Nothing to be embarrassed about at all.

I learned sign language several years ago because my brother worked with a man who is deaf, as is his wife. Their daughter isn't and she used to interpret at times.

We felt it important to learn their "language" so that we could communicate with them more effectively.
post #12 of 15
my parents are deaf, but aparently i sign differently than normal people... but dont ask why!! its because we have lived all over the place

When I go back to australia i am going back to the deaf clubs, maybe you can look one up in your area, they usually have lunches or bbq's on the weekend to catch up!

my parents always spoke to me, but now as an adult i think i need to learn it atleast one language perfectly incase i do have deaf children.
post #13 of 15
Both my parents worked with deaf people, and they taught my sister and I a few things. Also, in university a knew a woman whose parents were both deaf, and she taught us all how to say things we wouldn't use in polite company. I also know all the words to "It's a Wonderful World."
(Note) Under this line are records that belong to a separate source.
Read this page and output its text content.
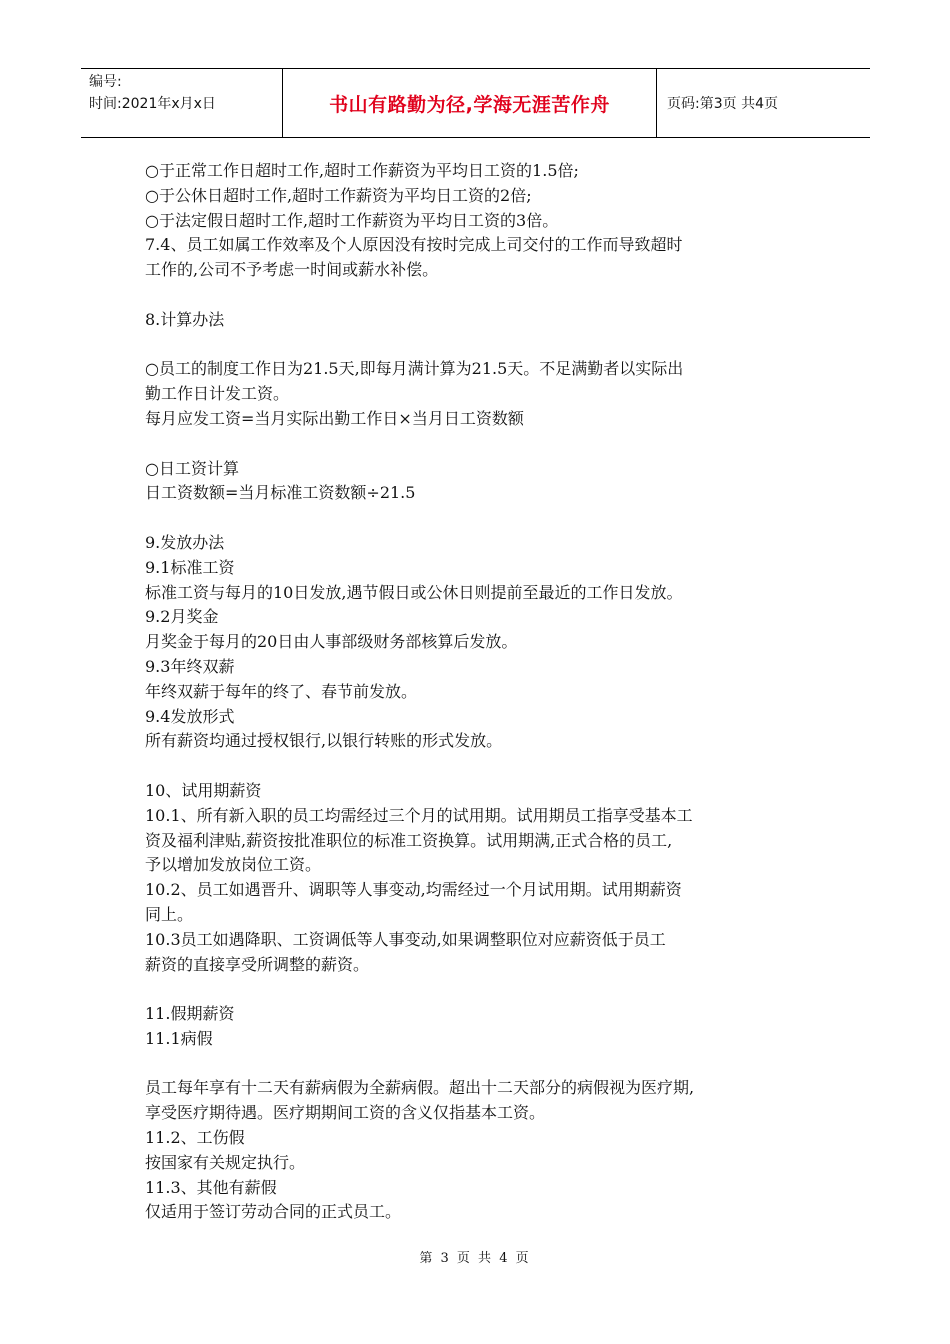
编号:
时间:2021年x月x日	书山有路勤为径,学海无涯苦作舟	页码:第3页 共4页
○于正常工作日超时工作,超时工作薪资为平均日工资的1.5倍;
○于公休日超时工作,超时工作薪资为平均日工资的2倍;
○于法定假日超时工作,超时工作薪资为平均日工资的3倍。
7.4、员工如属工作效率及个人原因没有按时完成上司交付的工作而导致超时
工作的,公司不予考虑一时间或薪水补偿。
8.计算办法
○员工的制度工作日为21.5天,即每月满计算为21.5天。不足满勤者以实际出
勤工作日计发工资。
每月应发工资=当月实际出勤工作日×当月日工资数额
○日工资计算
日工资数额=当月标准工资数额÷21.5
9.发放办法
9.1标准工资
标准工资与每月的10日发放,遇节假日或公休日则提前至最近的工作日发放。
9.2月奖金
月奖金于每月的20日由人事部级财务部核算后发放。
9.3年终双薪
年终双薪于每年的终了、春节前发放。
9.4发放形式
所有薪资均通过授权银行,以银行转账的形式发放。
10、试用期薪资
10.1、所有新入职的员工均需经过三个月的试用期。试用期员工指享受基本工
资及福利津贴,薪资按批准职位的标准工资换算。试用期满,正式合格的员工,
予以增加发放岗位工资。
10.2、员工如遇晋升、调职等人事变动,均需经过一个月试用期。试用期薪资
同上。
10.3员工如遇降职、工资调低等人事变动,如果调整职位对应薪资低于员工
薪资的直接享受所调整的薪资。
11.假期薪资
11.1病假
员工每年享有十二天有薪病假为全薪病假。超出十二天部分的病假视为医疗期,
享受医疗期待遇。医疗期期间工资的含义仅指基本工资。
11.2、工伤假
按国家有关规定执行。
11.3、其他有薪假
仅适用于签订劳动合同的正式员工。
第 3 页 共 4 页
One of my friends has a one-year-old daughter that they're teaching sign language to, the belief being that she will learn to articulate her needs sooner because it's easier for her to make hand signs than it is to speak. So far, she's been able to express her desire for juice, but that's about it. I'm not sure how consistent her parents are being with this, but it's something I would like to try with my own children. (I am told, however, that the sign language you teach to children for the purposes of encouraging earlier speech is not the same as ASL -- I don't know for sure, though.)
post #14 of 15
Thread Starter 
Quote:
Originally Posted by Natalie_ca View Post
Why be embarrassed? .
because for years and years she'd sign to me and I'd fuss back at her..... Shoulda let her teach me then.....
Quote:
Originally Posted by Mirinae View Post
One of my friends has a one-year-old daughter that they're teaching sign language to, the belief being that she will learn to articulate her needs sooner because it's easier for her to make hand signs than it is to speak. So far, she's been able to express her desire for juice, but that's about it. I'm not sure how consistent her parents are being with this, but it's something I would like to try with my own children. (I am told, however, that the sign language you teach to children for the purposes of encouraging earlier speech is not the same as ASL -- I don't know for sure, though.)
That's actually Mom's latest undertaking, teaching infants and toddlers to sign. She does have a good friend who she initially taught to sign, who has taught her son to sign. Basically they have taught him signs for specific things he can relate to, like ball, boat, airplane etc. But the big once is 'potty'!!! Then things like more, milk, etc. Mom said she was talking with the director of a daycare and they are actually having problems getting some kids to talk instead of just sign! When Mom's friend has worked with her son, he was taught to say and sign. I really like the idea of them learning to sign so young. I'm sure my mother will have my kids signing better than me if I don't get going....and they'll be talking about me behind my back!
post #15 of 15
I know ASL.

My partner is a CODA (Child of Deaf Adults) both of his parents are deaf as were his father's parents.

He taught at the Deaf and Blind School here in SC for two years and his mother actually lives with us!

It took a lot of practice but I can sign pretty fluently now - the hardest part is understanding what the other person is signing...or at least for me it is!!!

Harry is actually directing a play at the moment called 'The Taste of Sunrise' that will be signed and spoken at the same time.